Web Application Firewall Detected
Description
A Web Application Firewall (WAF), Intrusion Prevention System (IPS), or Intrusion Detection System (IDS) has been detected protecting this server. Invicti identified the presence of these security controls by analyzing response variations (status codes, headers, and body content) when submitting test payloads. This is an informational finding that indicates active security measures are in place, which may affect the completeness and accuracy of vulnerability scanning results.
Remediation
To ensure comprehensive and accurate security testing results, consider the following approaches:
1. Test in a Development Environment: Conduct vulnerability scans against a development or staging instance of the application where WAF/IPS/IDS protections are disabled or configured in monitoring-only mode. This provides the most accurate assessment of the application's true security posture.
2. Whitelist Scanner IP Addresses: Configure the WAF/IPS/IDS to whitelist the IP addresses used by the security scanner, allowing test traffic to reach the application without interference.

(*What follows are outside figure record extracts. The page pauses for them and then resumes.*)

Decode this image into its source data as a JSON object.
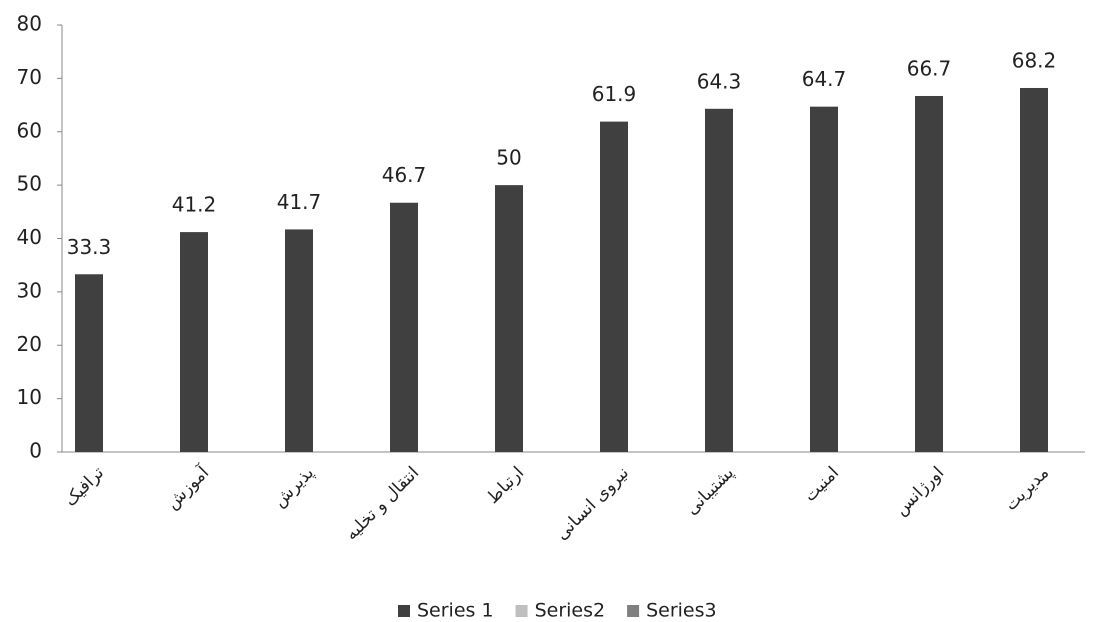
{
  "chart_data": {
    "type": "bar",
    "categories": [
      "ترافیک",
      "آموزش",
      "پذیرش",
      "انتقال و تخلیه",
      "ارتباط",
      "نیروی انسانی",
      "پشتیبانی",
      "امنیت",
      "اورژانس",
      "مدیریت"
    ],
    "series": [
      {
        "name": "Series 1",
        "color": "#404040",
        "values": [
          33.3,
          41.2,
          41.7,
          46.7,
          50,
          61.9,
          64.3,
          64.7,
          66.7,
          68.2
        ]
      },
      {
        "name": "Series2",
        "color": "#bfbfbf",
        "values": [
          null,
          null,
          null,
          null,
          null,
          null,
          null,
          null,
          null,
          null
        ]
      },
      {
        "name": "Series3",
        "color": "#7f7f7f",
        "values": [
          null,
          null,
          null,
          null,
          null,
          null,
          null,
          null,
          null,
          null
        ]
      }
    ],
    "ylim": [
      0,
      80
    ],
    "yticks": [
      0,
      10,
      20,
      30,
      40,
      50,
      60,
      70,
      80
    ],
    "grid": false,
    "data_labels": true,
    "legend": "bottom"
  }
}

3. Configure Detection Thresholds: Temporarily adjust WAF sensitivity settings or rate limiting thresholds during scheduled security assessments to prevent blocking legitimate testing activities.
4. Review WAF Logs: After scanning, analyze WAF logs to identify which requests were blocked and manually verify whether the blocked payloads would have successfully exploited vulnerabilities in the application.
5. Coordinate with Security Teams: Schedule scans during maintenance windows and notify security operations teams to monitor for false alarms and ensure scanning activities are not mistaken for actual attacks.